Accordingly, 14,247 prosecutions were withdrawn in Special Drive-I conducted in 2017. Further, a decision has been taken for withdrawal of 7338 compoundable cases identified in Special Drive-II in 2023. Till 15.07.2024, 6294 applications for withdrawal have been filed before various courts. However, serious / non-compoundable offences will continue to be prosecuted.

(c): To improve ease of doing business and enhance corporate governance, MCA has taken several steps in the recent past including some major steps as under:-

(i) Decriminalization of 63 offences under the Companies and LLP
One of the objectives of decriminalization has also been reduction of litigation burden in judicial courts and shifting the prosecution cases towards adjudication;

(ii) Setting up of a Centralized Registrar of Companies (CRC) for incorporation;

(iii) Setting up of a Centre for Processing Accelerated Corporate Exit (C-PACE) for voluntary exit of companies;

(iv) Setting up of a Central Scrutiny Centre (CSC) for centralised scrutiny of e-Forms filed under Straight Through Process (STP);

(v) Conversion of more than 50 forms to STP which earlier required approval of field offices;

(vi) Setting up of a Central Processing Centre (CPC) for centralised processing of specified non-STP e-forms;

(vii) Introducing a new e-Form SPICe+ along with a linked form called AGILE PRO-S for providing different services at one place such as Name Reservation, Incorporation, allotment of PAN, TAN, DIN, EPFO Registration, ESIC Registration, GST number, opening of Bank Account etc. at the time of incorporation of company to start the business immediately. Similarly, new eForm FiLLiP (Form for incorporation of Limited Liability Partnership) was introduced for providing the same services in a single application;

(viii) Definition of small companies has been amended by increasing the threshold limit of a small company, having a paid-up capital not exceeding Rs. 4.00 Crore and turnover not exceeding Rs 40.00 Crore.
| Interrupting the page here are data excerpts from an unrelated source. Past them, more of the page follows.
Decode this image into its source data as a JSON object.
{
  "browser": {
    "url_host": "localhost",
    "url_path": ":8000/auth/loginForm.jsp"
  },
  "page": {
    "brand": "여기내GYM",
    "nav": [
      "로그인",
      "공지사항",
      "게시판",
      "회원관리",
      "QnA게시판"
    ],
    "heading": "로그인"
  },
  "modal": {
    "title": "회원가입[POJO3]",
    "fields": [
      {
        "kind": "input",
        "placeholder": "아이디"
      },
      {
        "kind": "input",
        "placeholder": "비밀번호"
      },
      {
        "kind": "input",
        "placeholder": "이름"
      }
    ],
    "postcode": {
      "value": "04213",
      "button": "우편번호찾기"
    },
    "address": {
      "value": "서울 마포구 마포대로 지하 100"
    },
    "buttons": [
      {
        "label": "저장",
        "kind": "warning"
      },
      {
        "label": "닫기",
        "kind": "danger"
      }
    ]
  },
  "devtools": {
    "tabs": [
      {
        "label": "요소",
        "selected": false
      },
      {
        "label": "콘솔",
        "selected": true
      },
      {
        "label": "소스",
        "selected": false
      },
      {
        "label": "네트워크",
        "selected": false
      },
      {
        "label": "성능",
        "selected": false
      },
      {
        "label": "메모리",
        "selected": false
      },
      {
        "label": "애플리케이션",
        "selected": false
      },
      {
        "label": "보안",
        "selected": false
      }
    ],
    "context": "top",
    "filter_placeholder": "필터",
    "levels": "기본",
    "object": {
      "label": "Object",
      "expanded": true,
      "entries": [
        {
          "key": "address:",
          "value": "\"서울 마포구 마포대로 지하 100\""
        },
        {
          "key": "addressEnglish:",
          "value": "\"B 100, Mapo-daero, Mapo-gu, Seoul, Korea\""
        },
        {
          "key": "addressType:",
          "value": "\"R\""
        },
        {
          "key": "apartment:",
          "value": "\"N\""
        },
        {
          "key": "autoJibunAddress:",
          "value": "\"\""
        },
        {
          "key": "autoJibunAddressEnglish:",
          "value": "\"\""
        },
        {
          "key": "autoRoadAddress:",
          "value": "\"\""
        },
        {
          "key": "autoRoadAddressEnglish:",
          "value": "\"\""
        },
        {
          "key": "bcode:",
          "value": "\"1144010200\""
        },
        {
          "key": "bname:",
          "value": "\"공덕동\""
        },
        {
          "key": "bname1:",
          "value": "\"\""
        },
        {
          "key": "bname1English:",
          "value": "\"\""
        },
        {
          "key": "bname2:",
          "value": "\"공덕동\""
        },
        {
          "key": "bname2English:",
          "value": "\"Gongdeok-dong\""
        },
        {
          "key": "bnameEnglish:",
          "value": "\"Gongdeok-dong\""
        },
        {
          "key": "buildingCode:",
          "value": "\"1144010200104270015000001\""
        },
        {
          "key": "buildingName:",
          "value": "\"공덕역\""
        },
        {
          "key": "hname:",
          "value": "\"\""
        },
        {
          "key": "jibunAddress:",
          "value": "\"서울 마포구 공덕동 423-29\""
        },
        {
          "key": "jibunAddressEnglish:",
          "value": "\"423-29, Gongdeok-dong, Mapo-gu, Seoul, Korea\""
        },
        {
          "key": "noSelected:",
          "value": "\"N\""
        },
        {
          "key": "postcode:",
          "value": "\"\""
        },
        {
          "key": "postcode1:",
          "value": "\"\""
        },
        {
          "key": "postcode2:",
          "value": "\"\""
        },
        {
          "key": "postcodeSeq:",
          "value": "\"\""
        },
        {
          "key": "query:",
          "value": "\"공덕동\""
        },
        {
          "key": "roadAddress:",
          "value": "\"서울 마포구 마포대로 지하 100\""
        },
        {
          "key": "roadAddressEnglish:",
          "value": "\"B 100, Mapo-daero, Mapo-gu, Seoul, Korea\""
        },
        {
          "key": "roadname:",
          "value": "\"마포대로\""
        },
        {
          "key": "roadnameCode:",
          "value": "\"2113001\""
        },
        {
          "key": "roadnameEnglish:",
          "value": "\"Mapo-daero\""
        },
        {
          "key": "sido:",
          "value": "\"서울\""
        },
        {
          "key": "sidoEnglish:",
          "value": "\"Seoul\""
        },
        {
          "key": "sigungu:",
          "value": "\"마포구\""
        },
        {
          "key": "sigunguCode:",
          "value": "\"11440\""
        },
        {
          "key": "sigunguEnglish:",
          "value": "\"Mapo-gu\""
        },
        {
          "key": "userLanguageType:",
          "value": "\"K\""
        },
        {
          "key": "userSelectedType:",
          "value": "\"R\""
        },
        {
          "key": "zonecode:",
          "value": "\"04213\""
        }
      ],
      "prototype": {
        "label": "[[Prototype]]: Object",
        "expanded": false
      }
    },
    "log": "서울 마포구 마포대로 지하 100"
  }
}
Similarly, concept of small LLP has been introduced which is subject to lesser compliances, lesser fee to reduce the cost of compliances;

(ix) Zero fee for incorporation of company with authorized capital up to Rs.15.00 Lakh;

(x) Extended fast track process for mergers under the Companies Act, 2013 to include mergers of Startups with other Startups and with small companies, so that the process of mergers & amalgamations is expedited;

(xi) Convening Annual General Meeting (AGM) and Extra-ordinary General Meeting (EGM) of a company through Video Conference (VC);

(xii) Zero cost for shifting of the registered office of a company;

(xiii) The Ministry has issued Companies (Listing of Equity Shares in Permissible Jurisdictions) Rules, 2024 allowing Indian public companies to list their equity shares on international stock exchange(s) at GIFT IFSC;

In addition to the above, as intimated by Securities & Exchange Board of India (SEBI), for ease of doing business and enhance corporate governance various steps have been initiated such as:-

(i) Introduced Corporate Governance requirements for listed entities to improve transparency in their functioning and ensure enhanced disclosures to investors. Regulations 15 to 27 of SEBI (Listing Obligations and Disclosure Requirements) Regulations, 2015 (LODR Regulations) deal with corporate governance requirements for listed entities.

(ii) Introduction of pre-filing of offer documents, simplifying the buyback process and reduction in timelines, rationalizing methods for complying with minimum public shareholding norms, reduction in timeline for listing of shares in public issue from T+6 days to T+3 etc.

(iii) Strengthened the corporate governance framework for listed entities in last one year through measures like introduction of BRSR (Business Responsibility and Sustainability Report) Core, rationalizing disclosure of material events or information by listed entities, empowering shareholders at listed entities etc.

(iv) As far as the debt listed entities are concerned, the corporate governance norms are applicable to High Value Debt Listed Entity (HVDLE), i.e., a listed entity which has listed its non-convertible debt securities and has an outstanding value of listed non-convertible debt securities of Rs.500 Crore and above. Currently the said provisions are applicable on a ‘comply or explain’ basis until March 31, 2025 and on a mandatory basis thereafter.